Together, our several statistical analyses,
using the client's claims data, provide us much new
epidemiologic knowledge about our client’s unique healthcare
patterns. We use this knowledge to work with our client’s
management team and systematically evaluate cost control and
quality improvement options. We use dynamic modeling and other
sophisticated statistical tools to help evaluate healthcare
strategies to maximize the expected return on their healthcare
investment. And, we explain what we are doing in “plain
English.”
The
end result:
The
best medical care management is, or should be, a very
strategic corporate function.
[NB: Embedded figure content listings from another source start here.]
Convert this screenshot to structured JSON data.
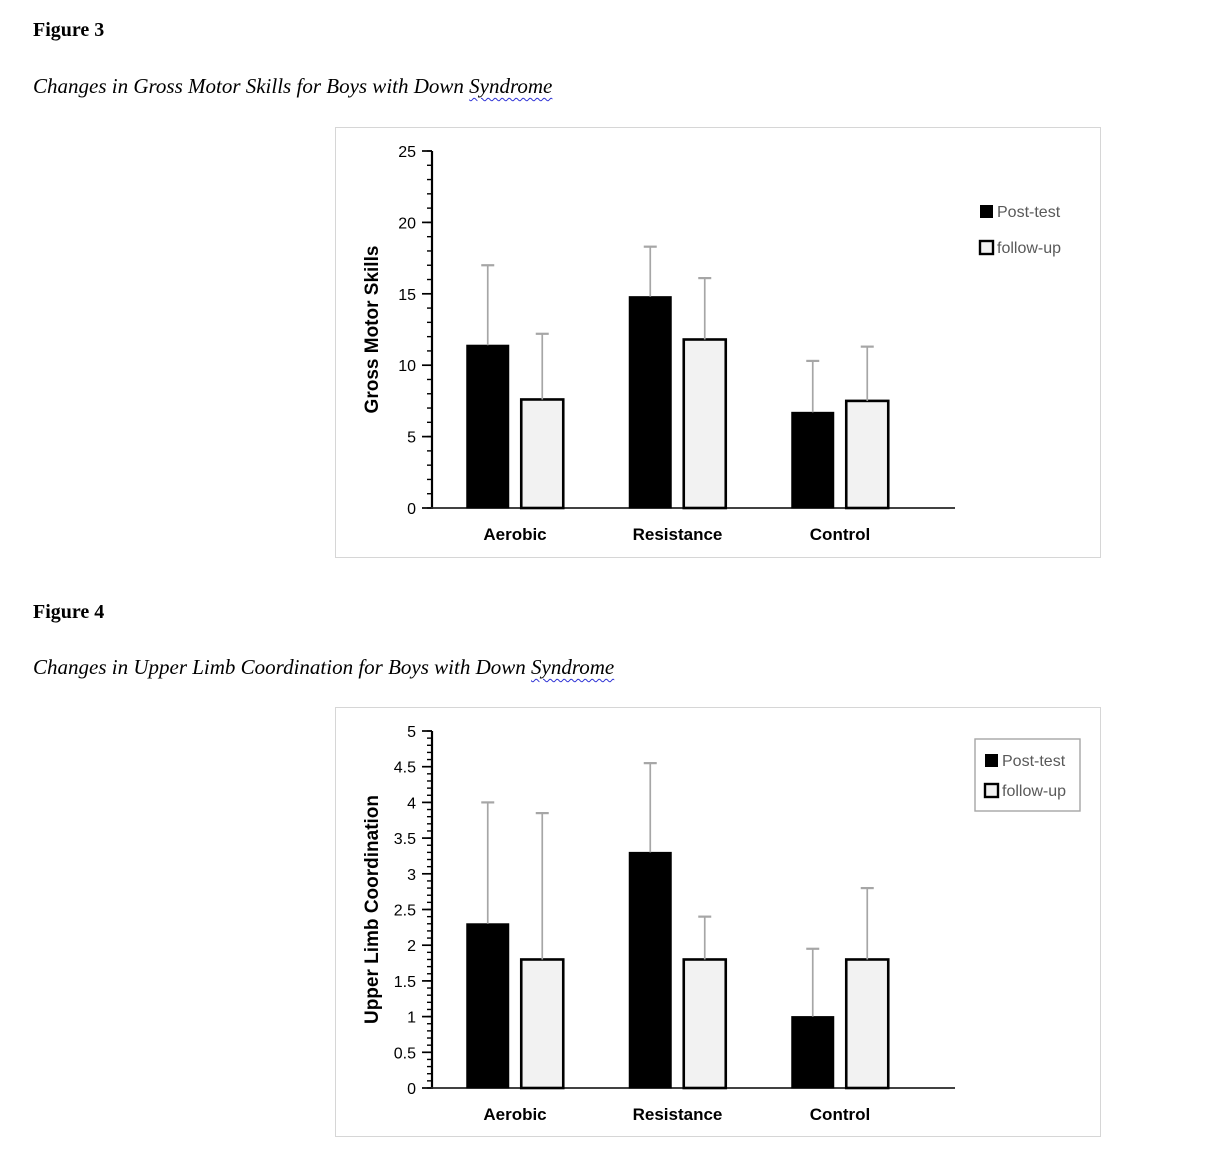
{
  "document": {
    "spellcheck_underline_color": "#2b2fd4",
    "figure3": {
      "heading": "Figure 3",
      "caption_text": "Changes in Gross Motor Skills for Boys with Down ",
      "caption_flagged_word": "Syndrome"
    },
    "figure4": {
      "heading": "Figure 4",
      "caption_text": "Changes in Upper Limb Coordination for Boys with Down ",
      "caption_flagged_word": "Syndrome"
    }
  },
  "chart_data": [
    {
      "type": "bar",
      "title": "",
      "categories": [
        "Aerobic",
        "Resistance",
        "Control"
      ],
      "series": [
        {
          "name": "Post-test",
          "values": [
            11.4,
            14.8,
            6.7
          ],
          "errors_up": [
            5.6,
            3.5,
            3.6
          ],
          "fill": "#000000",
          "border": "#000000"
        },
        {
          "name": "follow-up",
          "values": [
            7.6,
            11.8,
            7.5
          ],
          "errors_up": [
            4.6,
            4.3,
            3.8
          ],
          "fill": "#f2f2f2",
          "border": "#000000"
        }
      ],
      "xlabel": "",
      "ylabel": "Gross Motor Skills",
      "ylim": [
        0,
        25
      ],
      "ytick_major": 5,
      "ytick_minor": 1,
      "grid": false,
      "legend": {
        "position": "top-right",
        "boxed": false,
        "entries": [
          "Post-test",
          "follow-up"
        ]
      },
      "error_bar_color": "#a6a6a6",
      "legend_text_color": "#595959",
      "axis_color": "#000000"
    },
    {
      "type": "bar",
      "title": "",
      "categories": [
        "Aerobic",
        "Resistance",
        "Control"
      ],
      "series": [
        {
          "name": "Post-test",
          "values": [
            2.3,
            3.3,
            1.0
          ],
          "errors_up": [
            1.7,
            1.25,
            0.95
          ],
          "fill": "#000000",
          "border": "#000000"
        },
        {
          "name": "follow-up",
          "values": [
            1.8,
            1.8,
            1.8
          ],
          "errors_up": [
            2.05,
            0.6,
            1.0
          ],
          "fill": "#f2f2f2",
          "border": "#000000"
        }
      ],
      "xlabel": "",
      "ylabel": "Upper Limb Coordination",
      "ylim": [
        0,
        5
      ],
      "ytick_major": 0.5,
      "ytick_minor": 0.1,
      "grid": false,
      "legend": {
        "position": "top-right",
        "boxed": true,
        "entries": [
          "Post-test",
          "follow-up"
        ]
      },
      "error_bar_color": "#a6a6a6",
      "legend_text_color": "#595959",
      "axis_color": "#000000"
    }
  ]
}
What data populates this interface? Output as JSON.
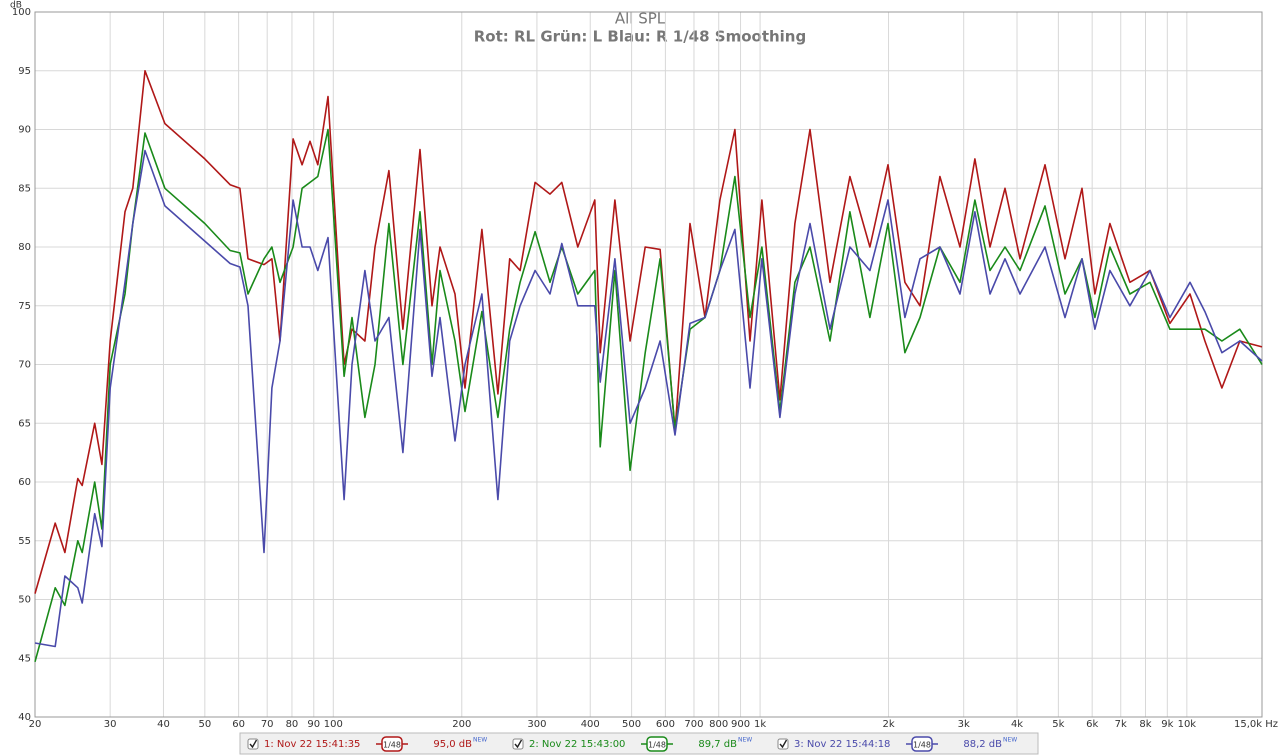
{
  "chart_data": {
    "type": "line",
    "title": "All SPL",
    "subtitle": "Rot: RL Grün: L Blau: R 1/48 Smoothing",
    "y_label": "dB",
    "x_scale": "log",
    "grid": true,
    "xlim": [
      20,
      15000
    ],
    "ylim": [
      40,
      100
    ],
    "yticks": [
      40,
      45,
      50,
      55,
      60,
      65,
      70,
      75,
      80,
      85,
      90,
      95,
      100
    ],
    "xticks": [
      20,
      30,
      40,
      50,
      60,
      70,
      80,
      90,
      100,
      200,
      300,
      400,
      500,
      600,
      700,
      800,
      900,
      {
        "value": 1000,
        "label": "1k"
      },
      {
        "value": 2000,
        "label": "2k"
      },
      {
        "value": 3000,
        "label": "3k"
      },
      {
        "value": 4000,
        "label": "4k"
      },
      {
        "value": 5000,
        "label": "5k"
      },
      {
        "value": 6000,
        "label": "6k"
      },
      {
        "value": 7000,
        "label": "7k"
      },
      {
        "value": 8000,
        "label": "8k"
      },
      {
        "value": 9000,
        "label": "9k"
      },
      {
        "value": 10000,
        "label": "10k"
      },
      {
        "value": 15000,
        "label": "15,0k Hz"
      }
    ],
    "x": [
      20,
      22.3,
      23.5,
      25.2,
      25.8,
      27.6,
      28.7,
      30,
      32.5,
      33.9,
      36.2,
      40.3,
      50,
      57.3,
      60.4,
      63.1,
      68.8,
      71.8,
      75,
      80.5,
      84.5,
      88.2,
      92,
      97.2,
      106,
      110.6,
      118.6,
      125.2,
      135,
      145.6,
      159.6,
      170.3,
      177.8,
      192.8,
      203.5,
      223,
      243,
      259,
      274,
      297,
      322,
      343,
      374,
      410,
      422,
      457,
      496,
      538,
      583,
      632,
      685,
      743,
      805,
      873,
      947,
      1010,
      1113,
      1207,
      1309,
      1458,
      1624,
      1809,
      1994,
      2185,
      2370,
      2639,
      2940,
      3187,
      3457,
      3748,
      4064,
      4651,
      5182,
      5680,
      6090,
      6604,
      7356,
      8195,
      9128,
      10170,
      11024,
      12083,
      13310,
      15000
    ],
    "series": [
      {
        "name": "1: Nov 22 15:41:35",
        "color": "#b01818",
        "smoothing": "1/48",
        "level": "95,0 dB",
        "badge": "NEW",
        "values": [
          50.5,
          56.5,
          54,
          60.3,
          59.7,
          65,
          61.5,
          72,
          83,
          85,
          95,
          90.5,
          87.5,
          85.3,
          85,
          79,
          78.5,
          79,
          72,
          89.2,
          87,
          89,
          87,
          92.8,
          70,
          73,
          72,
          80,
          86.5,
          73,
          88.3,
          75,
          80,
          76,
          68,
          81.5,
          67.5,
          79,
          78,
          85.5,
          84.5,
          85.5,
          80,
          84,
          71,
          84,
          72,
          80,
          79.8,
          64.3,
          82,
          74,
          84,
          90,
          72,
          84,
          67,
          82,
          90,
          77,
          86,
          80,
          87,
          77,
          75,
          86,
          80,
          87.5,
          80,
          85,
          79,
          87,
          79,
          85,
          76,
          82,
          77,
          78,
          73.5,
          76,
          72,
          68,
          72,
          71.5
        ]
      },
      {
        "name": "2: Nov 22 15:43:00",
        "color": "#1a8a1a",
        "smoothing": "1/48",
        "level": "89,7 dB",
        "badge": "NEW",
        "values": [
          44.7,
          51,
          49.5,
          55,
          54,
          60,
          56,
          70,
          76,
          82,
          89.7,
          85,
          82,
          79.7,
          79.5,
          76,
          79,
          80,
          77,
          80,
          85,
          85.5,
          86,
          90,
          69,
          74,
          65.5,
          70,
          82,
          70,
          83,
          70,
          78,
          72,
          66,
          74.5,
          65.5,
          73,
          77,
          81.3,
          77,
          80,
          76,
          78,
          63,
          78,
          61,
          71,
          79,
          64.5,
          73,
          74,
          78,
          86,
          74,
          80,
          66,
          77,
          80,
          72,
          83,
          74,
          82,
          71,
          74,
          80,
          77,
          84,
          78,
          80,
          78,
          83.5,
          76,
          79,
          74,
          80,
          76,
          77,
          73,
          73,
          73,
          72,
          73,
          70
        ]
      },
      {
        "name": "3: Nov 22 15:44:18",
        "color": "#4a4aaa",
        "smoothing": "1/48",
        "level": "88,2 dB",
        "badge": "NEW",
        "values": [
          46.3,
          46,
          52,
          51,
          49.7,
          57.3,
          54.5,
          68,
          77,
          82,
          88.2,
          83.5,
          80.5,
          78.6,
          78.3,
          75,
          54,
          68,
          72,
          84,
          80,
          80,
          78,
          80.8,
          58.5,
          70,
          78,
          72,
          74,
          62.5,
          81.5,
          69,
          74,
          63.5,
          70,
          76,
          58.5,
          72,
          75,
          78,
          76,
          80.3,
          75,
          75,
          68.5,
          79,
          65,
          68,
          72,
          64,
          73.5,
          74,
          78,
          81.5,
          68,
          79,
          65.5,
          76,
          82,
          73,
          80,
          78,
          84,
          74,
          79,
          80,
          76,
          83,
          76,
          79,
          76,
          80,
          74,
          79,
          73,
          78,
          75,
          78,
          74,
          77,
          74.5,
          71,
          72,
          70.3
        ]
      }
    ]
  }
}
It should minimize costs, not by
“squeezing” providers or patients, but by affirmatively
managing the disease and injury patterns that drive the costs
and then by helping providers improve
their value stream – the diagnosis and care of the
patient (especially in those areas most significantly
affecting cost). This approach to medical care management
creates a “win-win” solution for company, provider and
employee/patient.
*
Sometimes the payer (the company itself in the case of
self-insured companies) is the culprit by denying payment for
care recommended by well recognized guidelines.